MENCAPAI jiwa-jiwa Sattwika yang sesungguhnya, dalam kehidupan dunia, memerlukan perjuangan panjang, pengetahuan dan keyakinan yang benar serta kuat tentang sifat-sifat suci (Atman) yang berstana meresap dalam diri sendiri, bagi setiap insan.
Sifat suci yang menjiwai, menuntun seluruh organ dan agen penggerak indriya, pikiran, rasa napsu dan ego terkendali, menyadari hukum sebab dan akibat dalam pergulatan dualitas, lalu menempatkan “kewajiban sebagai kewajiban”.
Artinya pada tingkatan itu, tidak ada lagi ikatan terhadap hasil, tetapi memusatkan perhatian pada kualitas kerja sebagai persembahan (dhaksina=persembahan yang dijiwai kasih sayang).
Edukasi spiritual nan suci ini, memang sulit bagi kebanyakan orang di jaman Kaliyuga ini, yang digelapkan oleh kabut materialistik, membangun kebanggan semu. Sulit bukan berarti tidak bisa.
Dibalik itu semua Sinar suci Ilahi, mengetuk jiwa-jiwa yang terdidur lalap dalam kesunyian spirit yang tak disadari. Lalu keluar sebagai ragam masalah dunia, terutama persoalan materialistik yang mengoncangkan keseimbangan psikologis menjadi hidup tak berdaya.
Realitas inilah racun, bagaikan narasi cerita, Pengadukan lautan susu untuk mengembalikan keseimbangan dunia. Para Dewa dan Raksasa bekerja sama memutar gunung yang diikat oleh Naga Besuki, lalu yang keluar pertama adalah racun.
Dewa Shiva meminum racun itu demi keselamatan dunia. Itu artinya setiap pekerjaan apapun itu diawal memerlukan konsentrasi merasakan sulitnya masalah (racun), mesti ditempatkan tersendiri dengan kendali suci dan keyakinan yang kuat menembus rintangan yang ada.

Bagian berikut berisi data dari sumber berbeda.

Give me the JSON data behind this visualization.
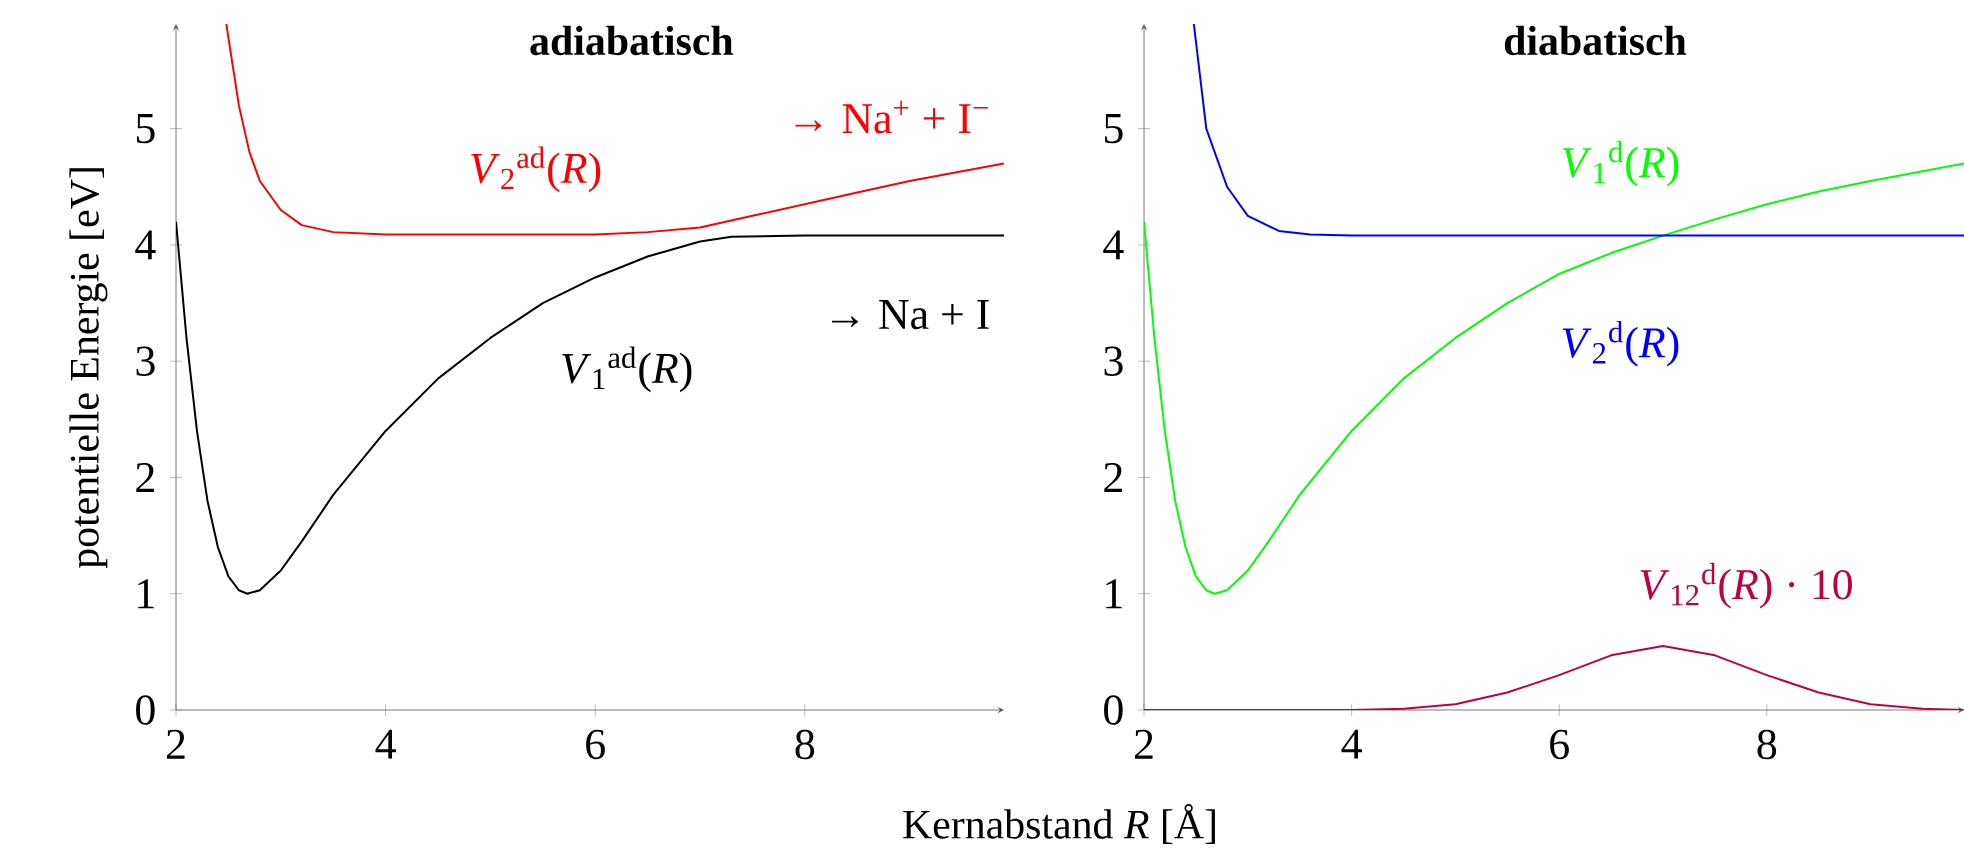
{
  "chart_data": [
    {
      "type": "line",
      "title": "adiabatisch",
      "xlabel": "Kernabstand *R* [Å]",
      "ylabel": "potentielle Energie [eV]",
      "xlim": [
        2,
        9.9
      ],
      "ylim": [
        0,
        5.9
      ],
      "xticks": [
        2,
        4,
        6,
        8
      ],
      "yticks": [
        0,
        1,
        2,
        3,
        4,
        5
      ],
      "grid": false,
      "marker": "none",
      "line_style": "solid",
      "series": [
        {
          "name": "*V*$_{1}$$^{ad}$(*R*)",
          "color": "#000000",
          "x": [
            2.0,
            2.1,
            2.2,
            2.3,
            2.4,
            2.5,
            2.6,
            2.68,
            2.8,
            3.0,
            3.2,
            3.5,
            4.0,
            4.5,
            5.0,
            5.5,
            6.0,
            6.5,
            7.0,
            7.3,
            8.0,
            9.9
          ],
          "values": [
            4.2,
            3.2,
            2.4,
            1.8,
            1.4,
            1.15,
            1.03,
            1.0,
            1.03,
            1.2,
            1.45,
            1.85,
            2.4,
            2.85,
            3.2,
            3.5,
            3.72,
            3.9,
            4.03,
            4.07,
            4.08,
            4.08
          ]
        },
        {
          "name": "*V*$_{2}$$^{ad}$(*R*)",
          "color": "#ff0000",
          "x": [
            2.48,
            2.6,
            2.7,
            2.8,
            3.0,
            3.2,
            3.5,
            4.0,
            6.0,
            6.5,
            7.0,
            7.5,
            8.0,
            8.5,
            9.0,
            9.9
          ],
          "values": [
            5.9,
            5.2,
            4.8,
            4.55,
            4.3,
            4.17,
            4.11,
            4.09,
            4.09,
            4.11,
            4.15,
            4.25,
            4.35,
            4.45,
            4.55,
            4.7
          ]
        }
      ],
      "annotations": [
        "→ Na$^{+}$ + I$^{−}$",
        "→ Na + I"
      ]
    },
    {
      "type": "line",
      "title": "diabatisch",
      "xlim": [
        2,
        9.9
      ],
      "ylim": [
        0,
        5.9
      ],
      "xticks": [
        2,
        4,
        6,
        8
      ],
      "yticks": [
        0,
        1,
        2,
        3,
        4,
        5
      ],
      "grid": false,
      "marker": "none",
      "line_style": "solid",
      "series": [
        {
          "name": "*V*$_{1}$$^{d}$(*R*)",
          "color": "#00ff00",
          "x": [
            2.0,
            2.1,
            2.2,
            2.3,
            2.4,
            2.5,
            2.6,
            2.68,
            2.8,
            3.0,
            3.2,
            3.5,
            4.0,
            4.5,
            5.0,
            5.5,
            6.0,
            6.5,
            7.0,
            7.5,
            8.0,
            8.5,
            9.0,
            9.9
          ],
          "values": [
            4.2,
            3.2,
            2.4,
            1.8,
            1.4,
            1.15,
            1.03,
            1.0,
            1.03,
            1.2,
            1.45,
            1.85,
            2.4,
            2.85,
            3.2,
            3.5,
            3.75,
            3.93,
            4.08,
            4.22,
            4.35,
            4.46,
            4.55,
            4.7
          ]
        },
        {
          "name": "*V*$_{2}$$^{d}$(*R*)",
          "color": "#0000ff",
          "x": [
            2.48,
            2.6,
            2.8,
            3.0,
            3.3,
            3.6,
            4.0,
            9.9
          ],
          "values": [
            5.9,
            5.0,
            4.5,
            4.25,
            4.12,
            4.09,
            4.08,
            4.08
          ]
        },
        {
          "name": "*V*$_{12}$$^{d}$(*R*) · 10",
          "color": "#c00040",
          "x": [
            2.0,
            4.0,
            4.5,
            5.0,
            5.5,
            6.0,
            6.5,
            7.0,
            7.5,
            8.0,
            8.5,
            9.0,
            9.5,
            9.9
          ],
          "values": [
            0,
            0,
            0.01,
            0.05,
            0.15,
            0.3,
            0.47,
            0.55,
            0.47,
            0.3,
            0.15,
            0.05,
            0.01,
            0
          ]
        }
      ]
    }
  ]
}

Lalu bukan berebut hasil hanya untuk kesejahteraan dan nikmat sendiri saja, tetapi kesejahteraan bersama. Kelemahan sepanjang sejarah pun terjadi, semangat dan bersatu saat berjuang, tetapi berperang mati-matian saat berebut hasil yang ingin saling menguasai
Ketenggelam jiwa yang amat jauh dari kesadaran hidup bersama dan bersama-sama membangun negeri seperti realitas mendung langit Nusantara kini. Memerlukan kerja ekstra, pencerahan jiwa pengabdian (dharma) kepada Para Dharma demi tegaknya dharma di bumi.
Priotitas pendidikan karakter yang terabaikan, lalu pemutar balikan pemahaman dan pemaknaan ajaran suci, melahirkan jiwa-jiwa asura merongrong kebajikan dan pembangunan bangsa dan stabilitas sosial.
Memaknai carut marutnya situasi berkedok cerdas dan bijaksana namun, tetap busuk dalam wujud lain (jiwa-jiwa) Rajasika dan Tamasika merajalela didongkrak oleh kekuatan politik asura. Itu artinya bahwa gelombang jaman Kaliyuga sedang berada dipuncak.
Sesuai narasi putaran alam semesta, segelap apapun di malam hari pasti ada secercah sinar bintang yang menerangi. Itu artinya sinar suci Ilahi tidak pernah padam.
Memuja dan memuliakan-Nya dibalik kegelapan seperti ini memang menghadapi tantangan yang tidak ringan. Cercaan, hinaan, bahkan memarginalkan adalah realitas yang terjadi (racun), sesungguhnya adalah penguatan keyakinan yang benar-benar tulus dalam penyerahan diri (pembebasan).
Membangkitkan, memelihara dan menguatkan keyakinan inilah tugas dan kewajiban tersembunyi, hanya dirasakan bergelora di dalam diri. Dari gelora ini orang-orang disadarkan dan tervibrasi Kasih Suci-Nya perlahan menjadi jiwa-jiwa Sattwika, siap mengabdi dharma sejati.
Menumbuh jiwa-jiwa Sattwika adalah kesadaran. Kesadaran adalah sifat suci Atman, yang telah diberkati energi suci penyadaran oleh Paramaattman, menjadi Dura Dharsana, Dura Srawana dan Duratmaka.